An S&P index of homebuilders sank 1.6 percent as all but one of its 11 members fell. The Mortgage Bankers Association’s index slumped 11.5 percent last week as the highest borrowing costs in more than a year led to a plunge in refinancing.
“Be careful what you wish for,” Rick Fier, director of equity trading at Conifer Securities LLC in New York, said in an interview. His firm oversees $8 billion. “Would you rather have higher rates and a stronger economy or a crappy economy and QE forever? I for one would like higher rates and a stronger economy, but I think people are most concerned with how much just a small uptick in rates had on the home-building sector and everything attached to it.”
D.R. Horton Inc. dropped 1.2 percent to $22.65 for a fourth day of declines. Toll Brothers Inc. slid 1.7 percent to $32.36, an eighth straight loss that left the stock at its lowest since April 22. Home Depot Inc., the largest U.S. home-improvement retailer, was among the biggest drops in the Dow, losing 2 percent to $75.10.
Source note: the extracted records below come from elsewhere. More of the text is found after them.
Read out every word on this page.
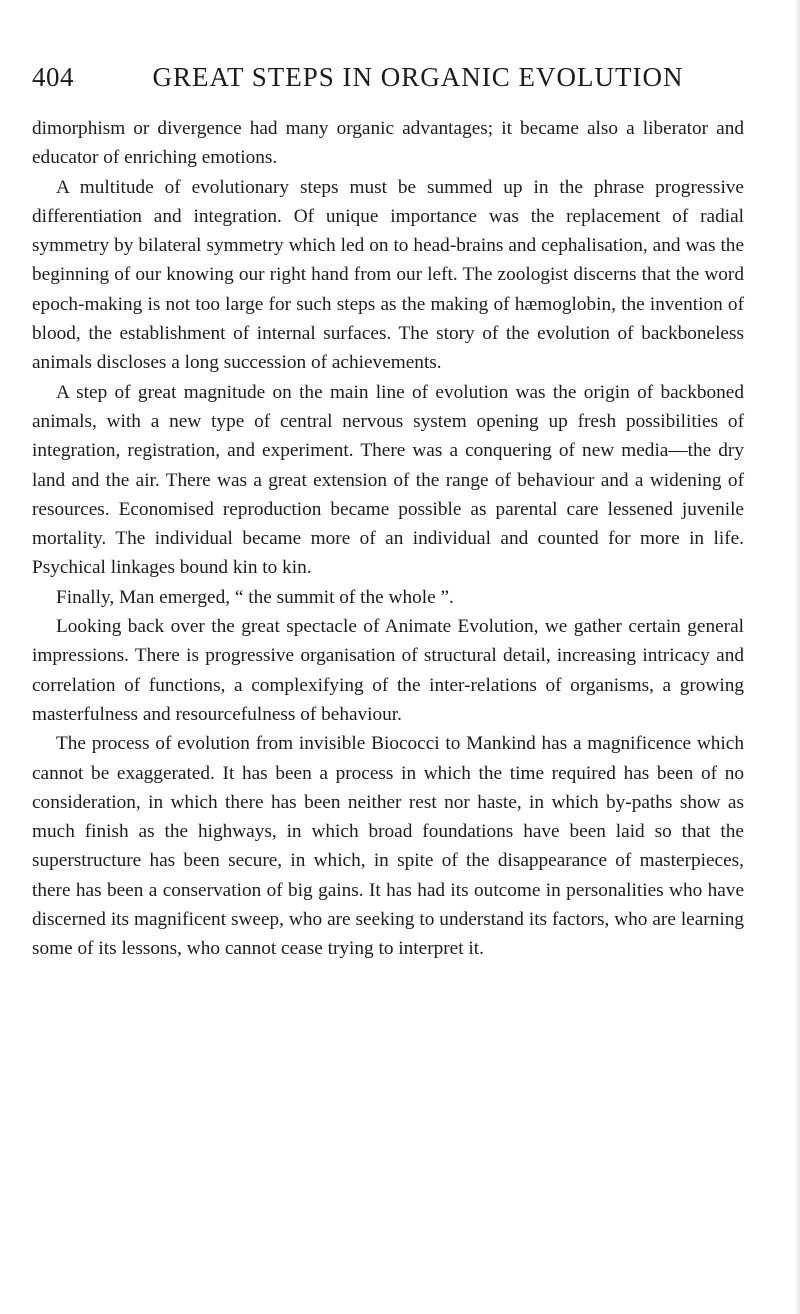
404	GREAT STEPS IN ORGANIC EVOLUTION

dimorphism or divergence had many organic advantages; it became also a liberator and educator of enriching emotions.

A multitude of evolutionary steps must be summed up in the phrase progressive differentiation and integration. Of unique importance was the replacement of radial symmetry by bilateral symmetry which led on to head-brains and cephalisation, and was the beginning of our knowing our right hand from our left. The zoologist discerns that the word epoch-making is not too large for such steps as the making of hæmoglobin, the invention of blood, the establishment of internal surfaces. The story of the evolution of backboneless animals discloses a long succession of achievements.

A step of great magnitude on the main line of evolution was the origin of backboned animals, with a new type of central nervous system opening up fresh possibilities of integration, registration, and experiment. There was a conquering of new media—the dry land and the air. There was a great extension of the range of behaviour and a widening of resources. Economised reproduction became possible as parental care lessened juvenile mortality. The individual became more of an individual and counted for more in life. Psychical linkages bound kin to kin.

Finally, Man emerged, “ the summit of the whole ”.

Looking back over the great spectacle of Animate Evolution, we gather certain general impressions. There is progressive organisation of structural detail, increasing intricacy and correlation of functions, a complexifying of the inter-relations of organisms, a growing masterfulness and resourcefulness of behaviour.

The process of evolution from invisible Biococci to Mankind has a magnificence which cannot be exaggerated. It has been a process in which the time required has been of no consideration, in which there has been neither rest nor haste, in which by-paths show as much finish as the highways, in which broad foundations have been laid so that the superstructure has been secure, in which, in spite of the disappearance of masterpieces, there has been a conservation of big gains. It has had its outcome in personalities who have discerned its magnificent sweep, who are seeking to understand its factors, who are learning some of its lessons, who cannot cease trying to interpret it.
Apple Inc. dropped 0.9 percent to $445.11 after a U.S. trade agency said it infringed a patent owned by Samsung Electronics Co. The decision was the first patent ruling against Apple in the U.S. that affects product sales. It covers the iPhone 4 and iPad 2 3G sold for use on networks operated by AT&T Inc., T-Mobile US Inc. and two regional carriers.
Joy Global Inc., the largest maker of underground mining equipment, retreated 2.2 percent to $52.87. Goldman Sachs downgraded its recommendation on the stock to neutral from buy, citing a weaker outlook for after-market demand.
General Motors Co. slid 2.7 percent to $34.02. The U.S. Treasury said it plans to sell 30 million additional shares of the carmaker’s common stock. The Treasury offering, which will include 20 million shares from the UAW union’s GM retiree health-care trust, coincides with the automaker’s inclusion in the S&P 500 as of the close of trading tomorrow.
Fastenal Co. slumped 6.3 percent to $47.70 for the biggest decline in the S&P 500. The retailer of nuts, bolts and other fasteners said daily sales increased 5.3 percent last month. That missed the growth rate of at least 6.5 percent estimated by analysts, according to Wunderlich Securities Inc.
Walgreen advanced 1.3 percent to $48.63. The largest U.S. drugstore chain reported a 2.8 percent increase in May sales at stores open at least one year. That beat the average 1.6 percent gain expected by analysts.
Juniper Networks Inc. jumped 6.6 percent to $18.54 for the biggest gain in the S&P 500. The second-biggest maker of computer-networking equipment is “tracking above historical pattern” so far this quarter as routing spending by service providers picked up, Chief Executive Officer Kevin Johnson said in a presentation at a conference hosted by Bank of America.